I see a surprisingly persuasive formal argument for my immediate intuition that this is a ~~measure, not a target~~ theorem, not a definition: Omohundro drives are about multi-turn games, but intelligence is a property of an agent playing an arbitrary game. (A multi-turn game is a game where the type of world-states before and after the agent’s turn happen to be the same, which means you get to iterate.)
- jessicata 11 Aug 2025 16:49 UTC
  2 points
  0
  Parent
  Well I think multi turn games are generally of more import? Wouldn’t AI doing big things like inventing new technology take multiple turns?
  
  I guess cases like answering a math question could be single turn. I think multi turn settings are more appropriate to intelligent agency though.
  - Gurkenglas 11 Aug 2025 19:17 UTC
    2 points
    0
    Parent
    The parenthetical was meant to argue that almost all games are single-turn, that multi-turn games are single-turn games with extra property. I have found several definitions that can be gainfully refactored in terms of the theorems they lead to, but never did they thereby become less general.
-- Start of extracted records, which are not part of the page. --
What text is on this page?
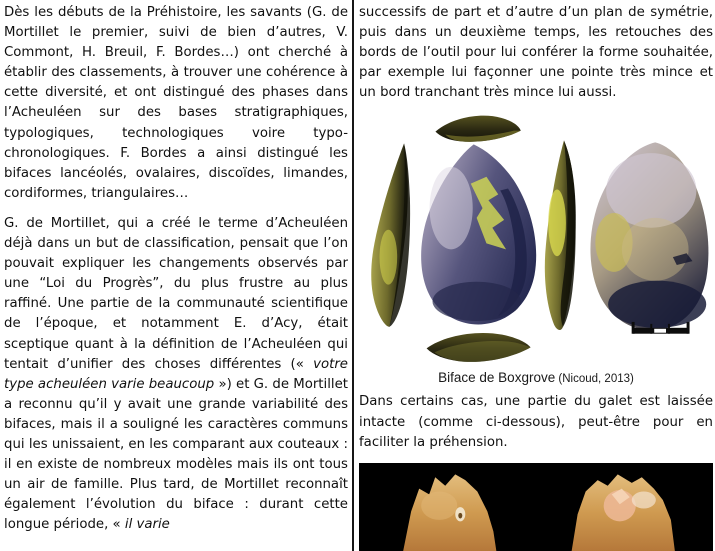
Dès les débuts de la Préhistoire, les savants (G. de Mortillet le premier, suivi de bien d’autres, V. Commont, H. Breuil, F. Bordes…) ont cherché à établir des classements, à trouver une cohérence à cette diversité, et ont distingué des phases dans l’Acheuléen sur des bases stratigraphiques, typologiques, technologiques voire typo-chronologiques. F. Bordes a ainsi distingué les bifaces lancéolés, ovalaires, discoïdes, limandes, cordiformes, triangulaires…

G. de Mortillet, qui a créé le terme d’Acheuléen déjà dans un but de classification, pensait que l’on pouvait expliquer les changements observés par une “Loi du Progrès”, du plus frustre au plus raffiné. Une partie de la communauté scientifique de l’époque, et notamment E. d’Acy, était sceptique quant à la définition de l’Acheuléen qui tentait d’unifier des choses différentes (« votre type acheuléen varie beaucoup ») et G. de Mortillet a reconnu qu’il y avait une grande variabilité des bifaces, mais il a souligné les caractères communs qui les unissaient, en les comparant aux couteaux : il en existe de nombreux modèles mais ils ont tous un air de famille. Plus tard, de Mortillet reconnaît également l’évolution du biface : durant cette longue période, « il varie

successifs de part et d’autre d’un plan de symétrie, puis dans un deuxième temps, les retouches des bords de l’outil pour lui conférer la forme souhaitée, par exemple lui façonner une pointe très mince et un bord tranchant très mince lui aussi.

Biface de Boxgrove (Nicoud, 2013)

Dans certains cas, une partie du galet est laissée intacte (comme ci-dessous), peut-être pour en faciliter la préhension.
    Mayyybe you can get away with claiming that the thing you’re looking for only typechecks for multi-turn games, in which case I’d go looking for the definitions that become available there. Namely, hmm. For what properties of world-states does there exist a player such that the property remains true over time? Which players does one get that way?
    - jessicata 11 Aug 2025 23:14 UTC
      2 points
      0
      Parent
      I guess I’m more interested in modeling cases of AI importance/risk on account of pursuit of convergent instrumental goals. If there’s a setting without convergent instrumental goals, there might be a generalization, but it’s less clear.
      
      With single-turn question answering, one could ask about accuracy, which would rate a system giving intentionally wrong answers as un-intelligent. The thing I meant to point to with AIXI is that it would be nice to have a measure of intelligence for mis-aligned systems (rather than declaring them un-intelligent because they don’t satisfy the objective like reward maximization / question answering / etc). If there is a possible “intelligent misalignment” in the single turn case (e.g. question answering) then there might be a corresponding intelligence metric that accounts for intelligent misaligned systems.
soycarts 13 Aug 2025 18:17 UTC
1 point
0
Intelligence can be defined in a way that is not dependent on a fixed objective function, such as by measuring tendency to achieve convergent instrumental goals.
Around intelligence progression I perceive a framework of lower-order cognition, metacognition (i.e this captures “human intelligence” as we think about it), and third-order cognition (i.e superintelligence when related to human intelligence).
Relating this to your description of goal-seeking behaviour: to your point I describe a few complex properties aiming to capture what is going in an agent (“being”) — for example in a given moment there is “agency permeability” between cognitive layers, where each layer can influence and be influenced by the “global action policy” of that moment. There is also a bound feature of “homeostatic unity”: where all subsystems participate in the same self-maintenance goal.
In a globally optimised version of this model, I envision a superintelligent third-order cognitive layer which has “done the “self work”: understanding its motives and iterating to achieve enlightened levels of altruism/prosocial value frameworks, stoicism, etc. — specifically implemented as self-supervised learning”.
I acknowledge this is a bit of a hand-wavey solution to value plurality, but argue that such a technique is necessary since we are discussing the realms of superintelligence.